Take a look at the spam filtering research page on Spam Links. The impression we're getting is that you have two sets of people doing the research - one set are the sysadmins, the people at the front line; the other is the researchers who are trying out the latest information theoretic concepts to push that 99.999% rate with few false positives.
Sysadmins tend to work with tried-and-tested rules that discard mail if they trigger: heuristics. Take a look at Spam Filtering for Mail Exchangers, for example, which is an excellent summary of ways to detect and terminate spam sessions coming in to a mail server. These are practical and effective, and based on the mechanics of receiving email. Rule-based scoring, while it can be very effective, can be vulnerable to spammers adjusting their mail using the known defaults, and can fall behind new spammer tactics.
The researchers are much more focussed on email as content. Text Classification Spam Filtering is mostly about classifying the text of the email as spam or ham - and it can do very well.
Why not do true Bayesian filtering instead?
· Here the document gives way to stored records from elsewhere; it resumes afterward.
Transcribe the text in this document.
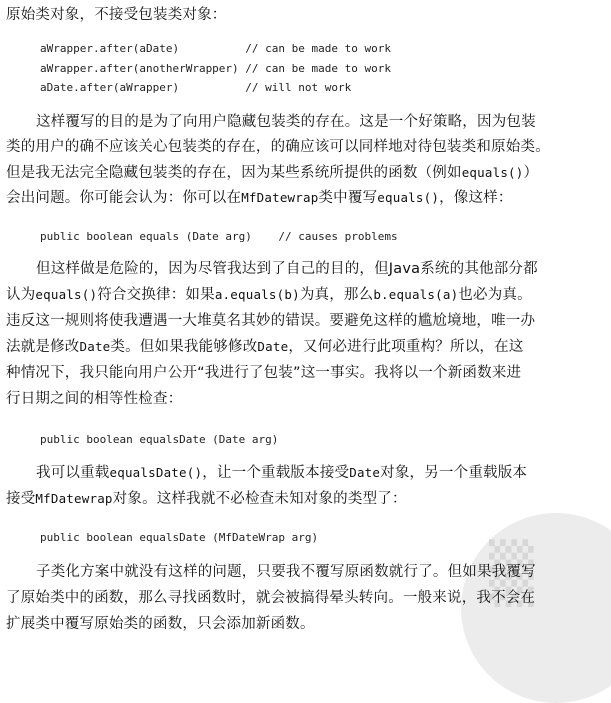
▒
原始类对象，不接受包装类对象：
aWrapper.after(aDate)          // can be made to work
aWrapper.after(anotherWrapper) // can be made to work
aDate.after(aWrapper)          // will not work
这样覆写的目的是为了向用户隐藏包装类的存在。这是一个好策略，因为包装
类的用户的确不应该关心包装类的存在，的确应该可以同样地对待包装类和原始类。
但是我无法完全隐藏包装类的存在，因为某些系统所提供的函数（例如equals()）
会出问题。你可能会认为：你可以在MfDatewrap类中覆写equals()，像这样：
public boolean equals (Date arg)    // causes problems
但这样做是危险的，因为尽管我达到了自己的目的，但Java系统的其他部分都
认为equals()符合交换律：如果a.equals(b)为真，那么b.equals(a)也必为真。
违反这一规则将使我遭遇一大堆莫名其妙的错误。要避免这样的尴尬境地，唯一办
法就是修改Date类。但如果我能够修改Date，又何必进行此项重构？所以，在这
种情况下，我只能向用户公开“我进行了包装”这一事实。我将以一个新函数来进
行日期之间的相等性检查：
public boolean equalsDate (Date arg)
我可以重载equalsDate()，让一个重载版本接受Date对象，另一个重载版本
接受MfDatewrap对象。这样我就不必检查未知对象的类型了：
public boolean equalsDate (MfDateWrap arg)
子类化方案中就没有这样的问题，只要我不覆写原函数就行了。但如果我覆写
了原始类中的函数，那么寻找函数时，就会被搞得晕头转向。一般来说，我不会在
扩展类中覆写原始类的函数，只会添加新函数。
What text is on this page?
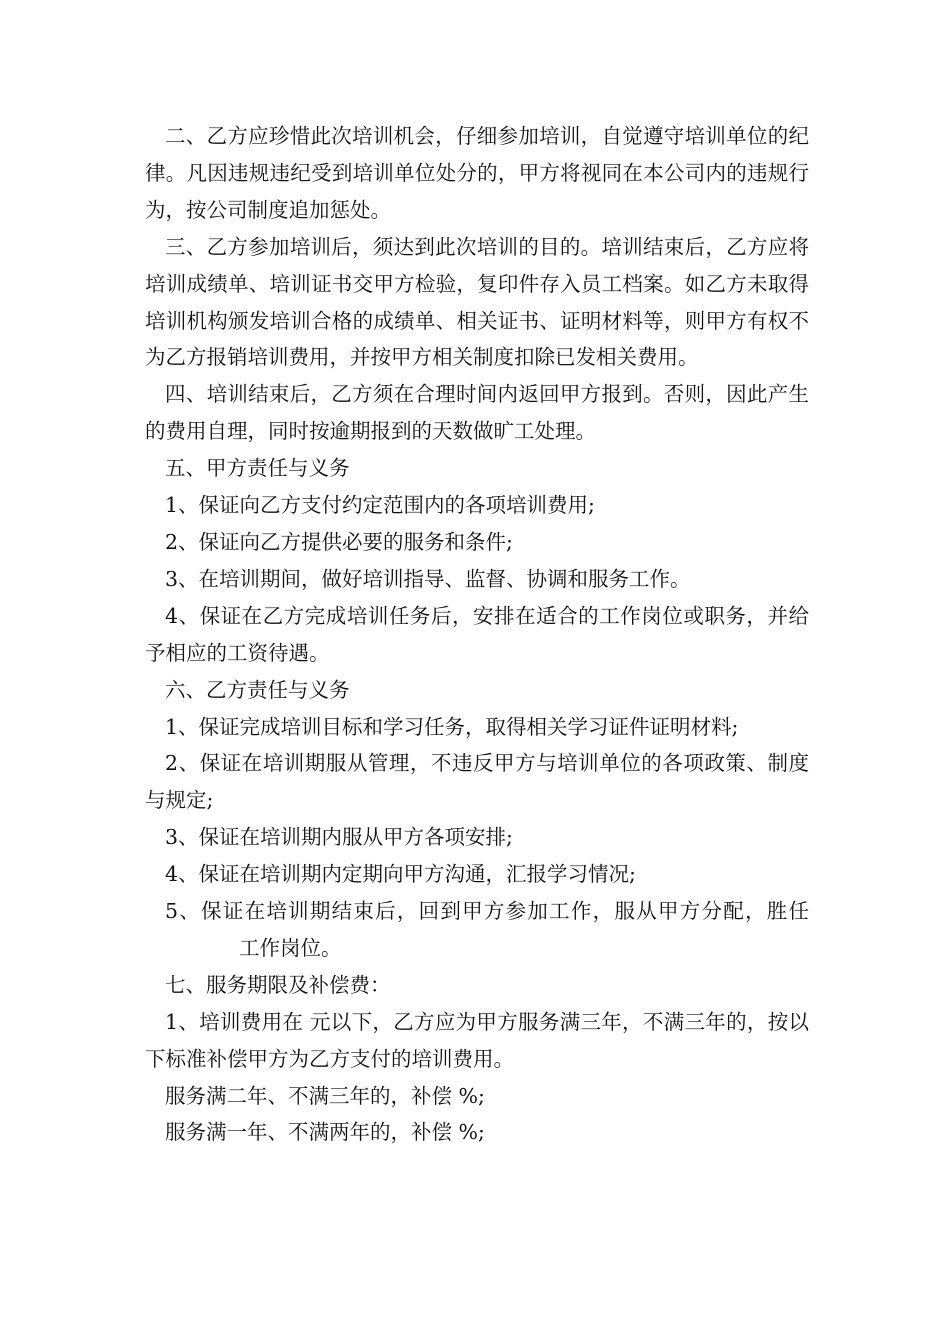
二、乙方应珍惜此次培训机会，仔细参加培训，自觉遵守培训单位的纪律。凡因违规违纪受到培训单位处分的，甲方将视同在本公司内的违规行为，按公司制度追加惩处。

三、乙方参加培训后，须达到此次培训的目的。培训结束后，乙方应将培训成绩单、培训证书交甲方检验，复印件存入员工档案。如乙方未取得培训机构颁发培训合格的成绩单、相关证书、证明材料等，则甲方有权不为乙方报销培训费用，并按甲方相关制度扣除已发相关费用。

四、培训结束后，乙方须在合理时间内返回甲方报到。否则，因此产生的费用自理，同时按逾期报到的天数做旷工处理。

五、甲方责任与义务

1、保证向乙方支付约定范围内的各项培训费用;

2、保证向乙方提供必要的服务和条件;

3、在培训期间，做好培训指导、监督、协调和服务工作。

4、保证在乙方完成培训任务后，安排在适合的工作岗位或职务，并给予相应的工资待遇。

六、乙方责任与义务

1、保证完成培训目标和学习任务，取得相关学习证件证明材料;

2、保证在培训期服从管理，不违反甲方与培训单位的各项政策、制度与规定;

3、保证在培训期内服从甲方各项安排;

4、保证在培训期内定期向甲方沟通，汇报学习情况;

5、保证在培训期结束后，回到甲方参加工作，服从甲方分配，胜任工作岗位。

七、服务期限及补偿费：

1、培训费用在 元以下，乙方应为甲方服务满三年，不满三年的，按以下标准补偿甲方为乙方支付的培训费用。

服务满二年、不满三年的，补偿 %;

服务满一年、不满两年的，补偿 %;
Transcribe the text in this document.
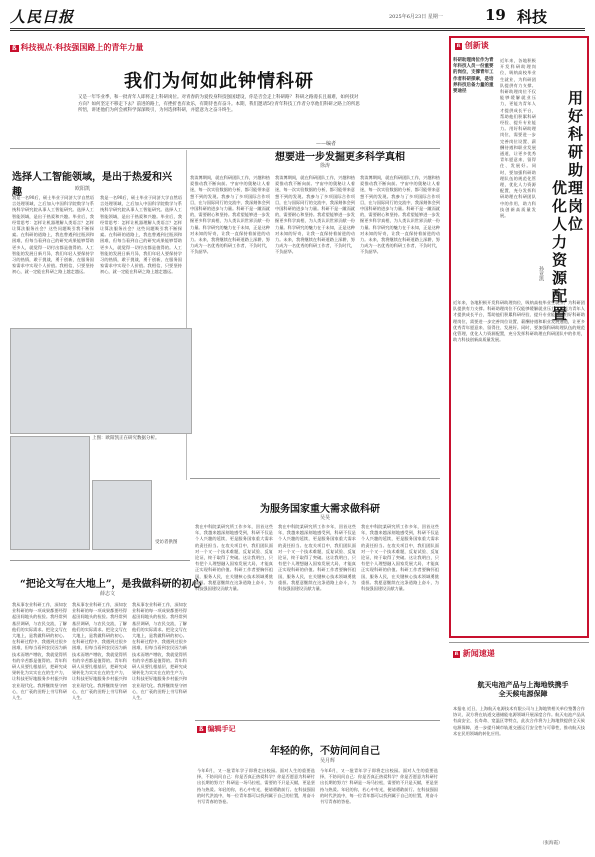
人民日报	2025年6月23日 星期一	19 科技
ß 科技视点·科技强国路上的青年力量
我们为何如此钟情科研
又是一年毕业季，和一批青年人即将走上科研岗位。对青春的为爱投身科技强国建设，你是否会走上科研路？ 科研之路漫长且艰难，如何找对方向？如何坚定不移走下去？前进的路上，有挫折也有欢乐，有期待也有奋斗。本期，我们邀请5位青年科技工作者分享他们科研之路上的所思所悟，讲述他们为何会被科学深深吸引，为何选择科研，并愿意为之奋斗终生。
——编者
选择人工智能领域，是出于热爱和兴趣	欧阳凯
我是一名90后，硕士毕业于同济大学自然语言处理领域，之后加入中国科学院数学与系统科学研究院从事人工智能研究。选择人工智能领域，是出于热爱和兴趣。毕业后，我经常思考：怎样让机器理解人类语言？怎样让算法服务社会？这些问题吸引我不断探索。在科研的道路上，我也曾遇到过瓶颈和困难，但每当看到自己的研究成果能够帮助更多人，就觉得一切付出都是值得的。人工智能的发展日新月异，我们年轻人要保持学习的热情，敢于挑战，勇于创新，在服务国家需求中实现个人价值。我相信，只要坚持初心，就一定能在科研之路上越走越远。
我是一名90后，硕士毕业于同济大学自然语言处理领域，之后加入中国科学院数学与系统科学研究院从事人工智能研究。选择人工智能领域，是出于热爱和兴趣。毕业后，我经常思考：怎样让机器理解人类语言？怎样让算法服务社会？这些问题吸引我不断探索。在科研的道路上，我也曾遇到过瓶颈和困难，但每当看到自己的研究成果能够帮助更多人，就觉得一切付出都是值得的。人工智能的发展日新月异，我们年轻人要保持学习的热情，敢于挑战，勇于创新，在服务国家需求中实现个人价值。我相信，只要坚持初心，就一定能在科研之路上越走越远。
想要进一步发掘更多科学真相
徐涛
我读博期间，就在科研团队工作，兴趣和热爱推动我不断向前。宇宙中的奥秘让人着迷，每一次实验数据的分析，都可能带来意想不到的发现。我参与了多项国际合作项目，在与国际同行的交流中，我深刻体会到中国科研的进步与力量。科研不是一蹴而就的，需要耐心和坚持。我希望能够进一步发掘更多科学真相，为人类认识世界贡献一份力量。科学研究的魅力在于未知，正是这种对未知的好奇，让我一直保持着前进的动力。未来，我将继续在科研道路上深耕，努力成为一名优秀的科研工作者，不负时代，不负韶华。
我读博期间，就在科研团队工作，兴趣和热爱推动我不断向前。宇宙中的奥秘让人着迷，每一次实验数据的分析，都可能带来意想不到的发现。我参与了多项国际合作项目，在与国际同行的交流中，我深刻体会到中国科研的进步与力量。科研不是一蹴而就的，需要耐心和坚持。我希望能够进一步发掘更多科学真相，为人类认识世界贡献一份力量。科学研究的魅力在于未知，正是这种对未知的好奇，让我一直保持着前进的动力。未来，我将继续在科研道路上深耕，努力成为一名优秀的科研工作者，不负时代，不负韶华。
我读博期间，就在科研团队工作，兴趣和热爱推动我不断向前。宇宙中的奥秘让人着迷，每一次实验数据的分析，都可能带来意想不到的发现。我参与了多项国际合作项目，在与国际同行的交流中，我深刻体会到中国科研的进步与力量。科研不是一蹴而就的，需要耐心和坚持。我希望能够进一步发掘更多科学真相，为人类认识世界贡献一份力量。科学研究的魅力在于未知，正是这种对未知的好奇，让我一直保持着前进的动力。未来，我将继续在科研道路上深耕，努力成为一名优秀的科研工作者，不负时代，不负韶华。
上图：欧阳凯正在研究数据分析。
受访者供图
为服务国家重大需求做科研
吴昊
我在中科院某研究所工作多年，回首这些年，我越来越深刻地感受到，科研不仅是个人兴趣的延续，更是服务国家重大需求的责任担当。在攻关项目中，我们团队面对一个又一个技术难题，反复试验、反复论证，终于取得了突破。这让我明白，只有把个人理想融入国家发展大局，才能真正实现科研的价值。科研工作者要胸怀祖国，服务人民，在关键核心技术领域勇挑重担。我愿意继续在这条道路上奋斗，为科技强国建设贡献力量。
我在中科院某研究所工作多年，回首这些年，我越来越深刻地感受到，科研不仅是个人兴趣的延续，更是服务国家重大需求的责任担当。在攻关项目中，我们团队面对一个又一个技术难题，反复试验、反复论证，终于取得了突破。这让我明白，只有把个人理想融入国家发展大局，才能真正实现科研的价值。科研工作者要胸怀祖国，服务人民，在关键核心技术领域勇挑重担。我愿意继续在这条道路上奋斗，为科技强国建设贡献力量。
我在中科院某研究所工作多年，回首这些年，我越来越深刻地感受到，科研不仅是个人兴趣的延续，更是服务国家重大需求的责任担当。在攻关项目中，我们团队面对一个又一个技术难题，反复试验、反复论证，终于取得了突破。这让我明白，只有把个人理想融入国家发展大局，才能真正实现科研的价值。科研工作者要胸怀祖国，服务人民，在关键核心技术领域勇挑重担。我愿意继续在这条道路上奋斗，为科技强国建设贡献力量。
“把论文写在大地上”，是我做科研的初心
薛志文
我从事农业科研工作，深知农业科研的每一项成果都要经得起田间地头的检验。我经常到基层调研，与农民交流，了解他们的实际需求。把论文写在大地上，是我做科研的初心。在科研过程中，我遇到过很多困难，但每当看到农民因为新技术而增产增收，我就觉得所有的辛苦都是值得的。青年科研人员要扎根基层，把研究成果转化为实实在在的生产力，让科技更好地服务乡村振兴和农业现代化。我将继续坚守初心，在广袤的田野上书写科研人生。
我从事农业科研工作，深知农业科研的每一项成果都要经得起田间地头的检验。我经常到基层调研，与农民交流，了解他们的实际需求。把论文写在大地上，是我做科研的初心。在科研过程中，我遇到过很多困难，但每当看到农民因为新技术而增产增收，我就觉得所有的辛苦都是值得的。青年科研人员要扎根基层，把研究成果转化为实实在在的生产力，让科技更好地服务乡村振兴和农业现代化。我将继续坚守初心，在广袤的田野上书写科研人生。
我从事农业科研工作，深知农业科研的每一项成果都要经得起田间地头的检验。我经常到基层调研，与农民交流，了解他们的实际需求。把论文写在大地上，是我做科研的初心。在科研过程中，我遇到过很多困难，但每当看到农民因为新技术而增产增收，我就觉得所有的辛苦都是值得的。青年科研人员要扎根基层，把研究成果转化为实实在在的生产力，让科技更好地服务乡村振兴和农业现代化。我将继续坚守初心，在广袤的田野上书写科研人生。
ß 编辑手记
年轻的你，不妨问问自己
吴月辉
今年6月，又一批青年学子即将走出校园。面对人生的重要选择，不妨问问自己：你是否真正热爱科学？你是否愿意为科研付出长期的努力？科研是一场马拉松，需要的不只是天赋，更是坚持与热爱。年轻的你，若心中有光，便请勇敢前行。在科技强国的时代洪流中，每一位青年都可以找到属于自己的位置，用奋斗书写青春的答卷。
今年6月，又一批青年学子即将走出校园。面对人生的重要选择，不妨问问自己：你是否真正热爱科学？你是否愿意为科研付出长期的努力？科研是一场马拉松，需要的不只是天赋，更是坚持与热爱。年轻的你，若心中有光，便请勇敢前行。在科技强国的时代洪流中，每一位青年都可以找到属于自己的位置，用奋斗书写青春的答卷。
ß 创新谈
科研助理岗位作为青年科技人员一份重要的岗位，支撑青年工作者科研探索，是培养科技后备力量的重要途径	用好科研助理岗位
优化人力资源配置
孙亚凯
近年来，各地积极开发科研助理岗位，吸纳高校毕业生就业，为科研团队提供有力支撑。科研助理岗位不仅能够缓解就业压力，更能为青年人才提供成长平台，帮助他们积累科研经验、提升专业能力。用好科研助理岗位，需要进一步完善岗位设置、薪酬待遇和职业发展通道，让更多优秀青年愿意来、留得住、发展好。同时，要加强科研助理队伍的规范化管理，优化人力资源配置，充分发挥科研助理在科研团队中的作用，助力科技创新高质量发展。
近年来，各地积极开发科研助理岗位，吸纳高校毕业生就业，为科研团队提供有力支撑。科研助理岗位不仅能够缓解就业压力，更能为青年人才提供成长平台，帮助他们积累科研经验、提升专业能力。用好科研助理岗位，需要进一步完善岗位设置、薪酬待遇和职业发展通道，让更多优秀青年愿意来、留得住、发展好。同时，要加强科研助理队伍的规范化管理，优化人力资源配置，充分发挥科研助理在科研团队中的作用，助力科技创新高质量发展。
ß 新闻速递
航天电池产品与上海地铁携手
全天候电源保障
本报电 近日，上海航天电源技术有限公司与上海地铁相关单位签署合作协议，双方将在轨道交通储能电源领域开展深度合作。航天电池产品具有高安全、长寿命、宽温区等特点，此次合作将为上海地铁提供全天候电源保障，进一步提升城市轨道交通运行安全性与可靠性，推动航天技术在民用领域的转化应用。
（张海霞）
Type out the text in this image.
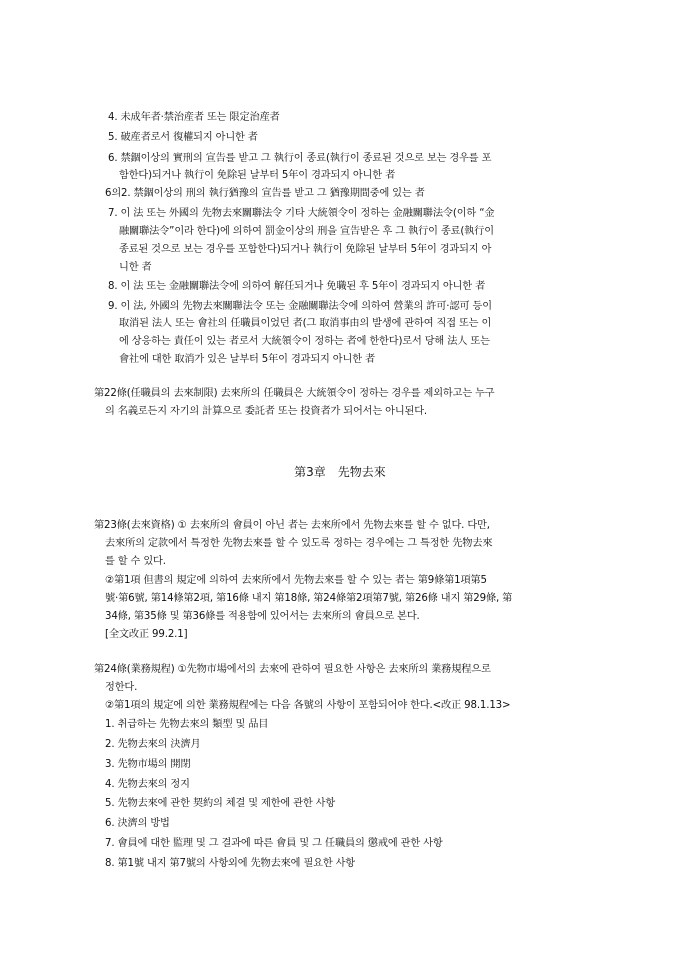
4. 未成年者·禁治産者 또는 限定治産者
5. 破産者로서 復權되지 아니한 者
6. 禁錮이상의 實刑의 宣告를 받고 그 執行이 종료(執行이 종료된 것으로 보는 경우를 포
함한다)되거나 執行이 免除된 날부터 5年이 경과되지 아니한 者
6의2. 禁錮이상의 刑의 執行猶豫의 宣告를 받고 그 猶豫期間중에 있는 者
7. 이 法 또는 外國의 先物去來關聯法令 기타 大統領令이 정하는 金融關聯法令(이하 “金
融關聯法令”이라 한다)에 의하여 罰金이상의 刑을 宣告받은 후 그 執行이 종료(執行이
종료된 것으로 보는 경우를 포함한다)되거나 執行이 免除된 날부터 5年이 경과되지 아
니한 者
8. 이 法 또는 金融關聯法令에 의하여 解任되거나 免職된 후 5年이 경과되지 아니한 者
9. 이 法, 外國의 先物去來關聯法令 또는 金融關聯法令에 의하여 營業의 許可·認可 등이
取消된 法人 또는 會社의 任職員이었던 者(그 取消事由의 발생에 관하여 직접 또는 이
에 상응하는 責任이 있는 者로서 大統領令이 정하는 者에 한한다)로서 당해 法人 또는
會社에 대한 取消가 있은 날부터 5年이 경과되지 아니한 者
第22條(任職員의 去來制限) 去來所의 任職員은 大統領令이 정하는 경우를 제외하고는 누구
의 名義로든지 자기의 計算으로 委託者 또는 投資者가 되어서는 아니된다.
第3章　先物去來
第23條(去來資格) ① 去來所의 會員이 아닌 者는 去來所에서 先物去來를 할 수 없다. 다만,
去來所의 定款에서 특정한 先物去來를 할 수 있도록 정하는 경우에는 그 특정한 先物去來
를 할 수 있다.
②第1項 但書의 規定에 의하여 去來所에서 先物去來를 할 수 있는 者는 第9條第1項第5
號·第6號, 第14條第2項, 第16條 내지 第18條, 第24條第2項第7號, 第26條 내지 第29條, 第
34條, 第35條 및 第36條를 적용함에 있어서는 去來所의 會員으로 본다.
[全文改正 99.2.1]
第24條(業務規程) ①先物市場에서의 去來에 관하여 필요한 사항은 去來所의 業務規程으로
정한다.
②第1項의 規定에 의한 業務規程에는 다음 各號의 사항이 포함되어야 한다.<改正 98.1.13>
1. 취급하는 先物去來의 類型 및 品目
2. 先物去來의 決濟月
3. 先物市場의 開閉
4. 先物去來의 정지
5. 先物去來에 관한 契約의 체결 및 제한에 관한 사항
6. 決濟의 방법
7. 會員에 대한 監理 및 그 결과에 따른 會員 및 그 任職員의 懲戒에 관한 사항
8. 第1號 내지 第7號의 사항외에 先物去來에 필요한 사항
Choose a set of the well-selected heuristics that the sysadmins rely on (in SPEWS, sent at 4am, not SPF authorised, DCC seen it) and apply Bayesian statistics to those features. You get to use all of the prior knowledge that is available, taking advantage of the hard work of groups like SPEWS and Spamhaus, but you get to temper that with other features, so making false positives much less likely.
If this is being done somewhere we'd love to have it pointed out, since it seems so obvious. If it isn't: why not?
[Well, it is. SpamAssassin works in just this way, using a back propagation neural network to adjust the scores of the heuristics they use. Quite why this isn't spoken about more frequently at spam conferences is anyone's guess.]
Posted by spamlinks at March 2, 2005 12:00 PM